ORF-Watch.at Die unabhängige Kontrolle des Gebührenmonopols


Rubriken

Archiv

Werner Reichel (Öffentlich-rechtlich: Mo, 15.05.2017, 07:28)
Auch die Zeit des ORF ist vorbei

In Österreich geht eine Ära zu Ende. Das rot-schwarze Proporzsystem mit der Sozialpartnerschaft und den politischen Netzwerken, die alle gesellschaftlichen Bereiche durchdringen, ist am Ende. Die Versuche von Christian Kern, der zunehmend zur tragischen Figur wird, diesem innerlich verfaulten Machtapparat wieder Leben einzuhauchen, sind kläglich gescheitert. Die Republik steht vor einem Neustart.

Teil des absterbenden Systems war und ist der ORF. Der öffentlich-rechtliche Rundfunk war sogar ein extrem wichtiger Teil, eine unverzichtbare Stütze des rot-schwarzen Netzwerkes. Als es in Österreich nur FS1, FS2, keine anderen Rundfunksender und vor allem kein Internet gab, hatte der ORF eine enorme politische und propagandistische Macht, die er stets für seine Zwecke, die sich weitgehend mit jenen der SPÖ deckten, einzusetzen wusste. Der ORF war ein nicht zu unterschätzender politischer Machtfaktor. Das öffentlich-rechtliche TV war und ist - abgesehen vom für die Bundespolitik unbedeutenden Landeshauptleute-TV - seit Ende der 1960er Jahre fest in roter Hand, selbst unter Gerd Bacher. Die ÖVP hatte sich in der Medienpolitik Jahrzehnte lang von der der SPÖ über den Tisch ziehen lassen. Die Sozialisten waren sich stets bewusst, wie wichtig der öffentlich-rechtliche Rundfunk für die Erhaltung und den Ausbau ihrer politischen Macht ist. Dementsprechend war die rote Medienpolitik.
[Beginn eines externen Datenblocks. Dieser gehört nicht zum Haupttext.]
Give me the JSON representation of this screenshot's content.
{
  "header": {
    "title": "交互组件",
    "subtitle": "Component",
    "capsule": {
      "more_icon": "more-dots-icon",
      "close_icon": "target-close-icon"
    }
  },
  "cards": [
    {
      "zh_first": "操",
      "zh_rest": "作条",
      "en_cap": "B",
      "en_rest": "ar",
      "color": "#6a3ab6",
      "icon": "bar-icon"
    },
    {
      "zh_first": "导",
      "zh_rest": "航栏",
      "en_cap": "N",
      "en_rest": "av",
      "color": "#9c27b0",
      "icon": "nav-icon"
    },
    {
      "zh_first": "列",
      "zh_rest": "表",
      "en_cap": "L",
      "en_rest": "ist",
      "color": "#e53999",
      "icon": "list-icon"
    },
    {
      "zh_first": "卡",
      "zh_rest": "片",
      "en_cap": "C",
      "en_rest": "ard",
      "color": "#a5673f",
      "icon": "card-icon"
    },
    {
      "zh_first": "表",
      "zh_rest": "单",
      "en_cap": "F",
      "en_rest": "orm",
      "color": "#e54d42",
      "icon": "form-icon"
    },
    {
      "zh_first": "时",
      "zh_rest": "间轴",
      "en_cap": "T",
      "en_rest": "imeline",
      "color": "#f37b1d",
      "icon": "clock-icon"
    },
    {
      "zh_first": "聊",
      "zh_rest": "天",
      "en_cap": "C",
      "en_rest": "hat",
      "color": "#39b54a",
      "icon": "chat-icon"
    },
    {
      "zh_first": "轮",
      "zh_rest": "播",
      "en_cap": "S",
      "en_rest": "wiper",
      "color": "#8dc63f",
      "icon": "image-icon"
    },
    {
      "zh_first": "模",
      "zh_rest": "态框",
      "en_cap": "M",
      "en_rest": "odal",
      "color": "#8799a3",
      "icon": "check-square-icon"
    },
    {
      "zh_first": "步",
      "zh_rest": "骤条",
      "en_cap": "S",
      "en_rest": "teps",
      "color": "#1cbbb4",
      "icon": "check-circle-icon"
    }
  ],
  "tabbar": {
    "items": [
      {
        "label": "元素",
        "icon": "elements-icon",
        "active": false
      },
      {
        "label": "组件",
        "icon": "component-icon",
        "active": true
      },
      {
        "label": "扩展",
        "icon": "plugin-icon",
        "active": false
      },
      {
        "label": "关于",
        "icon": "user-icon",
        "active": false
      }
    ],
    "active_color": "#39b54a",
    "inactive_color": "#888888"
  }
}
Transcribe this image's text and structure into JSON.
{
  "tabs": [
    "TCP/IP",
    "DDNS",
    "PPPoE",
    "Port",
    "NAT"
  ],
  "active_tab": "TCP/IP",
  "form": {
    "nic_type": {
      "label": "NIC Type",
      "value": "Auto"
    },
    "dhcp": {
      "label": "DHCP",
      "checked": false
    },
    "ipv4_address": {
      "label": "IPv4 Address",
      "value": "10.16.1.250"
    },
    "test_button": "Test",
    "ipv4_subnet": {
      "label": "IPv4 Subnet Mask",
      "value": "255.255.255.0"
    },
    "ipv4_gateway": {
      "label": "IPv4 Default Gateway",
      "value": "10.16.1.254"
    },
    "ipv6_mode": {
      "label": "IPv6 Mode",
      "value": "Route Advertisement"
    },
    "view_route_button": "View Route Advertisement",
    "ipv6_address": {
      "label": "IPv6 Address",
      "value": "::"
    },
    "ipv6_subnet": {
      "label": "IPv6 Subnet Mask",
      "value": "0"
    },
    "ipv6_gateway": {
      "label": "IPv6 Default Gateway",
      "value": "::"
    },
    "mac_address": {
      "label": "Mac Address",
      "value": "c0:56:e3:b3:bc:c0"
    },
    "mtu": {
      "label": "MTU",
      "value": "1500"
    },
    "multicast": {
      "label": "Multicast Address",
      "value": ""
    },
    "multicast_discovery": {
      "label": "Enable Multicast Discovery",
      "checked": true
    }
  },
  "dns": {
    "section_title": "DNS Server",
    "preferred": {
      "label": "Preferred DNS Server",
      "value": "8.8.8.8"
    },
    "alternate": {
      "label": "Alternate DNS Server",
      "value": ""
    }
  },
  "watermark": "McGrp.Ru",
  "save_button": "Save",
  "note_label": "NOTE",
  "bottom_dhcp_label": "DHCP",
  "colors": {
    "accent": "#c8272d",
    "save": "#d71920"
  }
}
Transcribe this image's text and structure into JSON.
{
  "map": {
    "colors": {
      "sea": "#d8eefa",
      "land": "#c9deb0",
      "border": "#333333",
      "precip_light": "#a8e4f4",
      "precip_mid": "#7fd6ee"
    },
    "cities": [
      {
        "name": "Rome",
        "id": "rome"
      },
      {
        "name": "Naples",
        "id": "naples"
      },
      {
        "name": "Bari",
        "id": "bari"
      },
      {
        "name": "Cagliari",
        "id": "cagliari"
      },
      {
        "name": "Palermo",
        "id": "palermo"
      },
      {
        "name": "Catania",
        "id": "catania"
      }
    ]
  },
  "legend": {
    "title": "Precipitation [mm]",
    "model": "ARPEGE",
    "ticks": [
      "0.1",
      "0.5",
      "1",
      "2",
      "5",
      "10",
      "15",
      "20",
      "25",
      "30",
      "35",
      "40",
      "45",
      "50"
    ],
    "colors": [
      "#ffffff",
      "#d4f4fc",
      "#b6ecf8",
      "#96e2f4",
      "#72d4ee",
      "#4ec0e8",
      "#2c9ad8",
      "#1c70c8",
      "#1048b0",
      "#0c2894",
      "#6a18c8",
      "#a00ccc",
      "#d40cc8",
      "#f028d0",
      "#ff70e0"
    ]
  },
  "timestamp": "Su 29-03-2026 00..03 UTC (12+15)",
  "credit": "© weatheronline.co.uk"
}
Der ORF hat über die Jahre die österreichische Politik und Gesellschaft geprägt, hat mit seiner ideologischen Schlagseite die Wahlergebnisse zugunsten der linken Reichshälfte massiv beeinflusst und den Grünen, die seit langem eine Satellitenpartei der SPÖ sind, eine Bedeutung verschafft, die ihnen aufgrund ihrer bescheidenen Wahlergebnisse niemals zugestanden wäre. Dass Österreich seit 1970 mit Ausnahme der Schüssel-Jahre ausschließlich von SPÖ-Kanzlern regiert worden ist, wäre ohne den mächtigen ORF nicht denkbar gewesen. Die SPÖ hat dem ORF viel zu verdanken, der ORF hat der SPÖ viel zu verdanken.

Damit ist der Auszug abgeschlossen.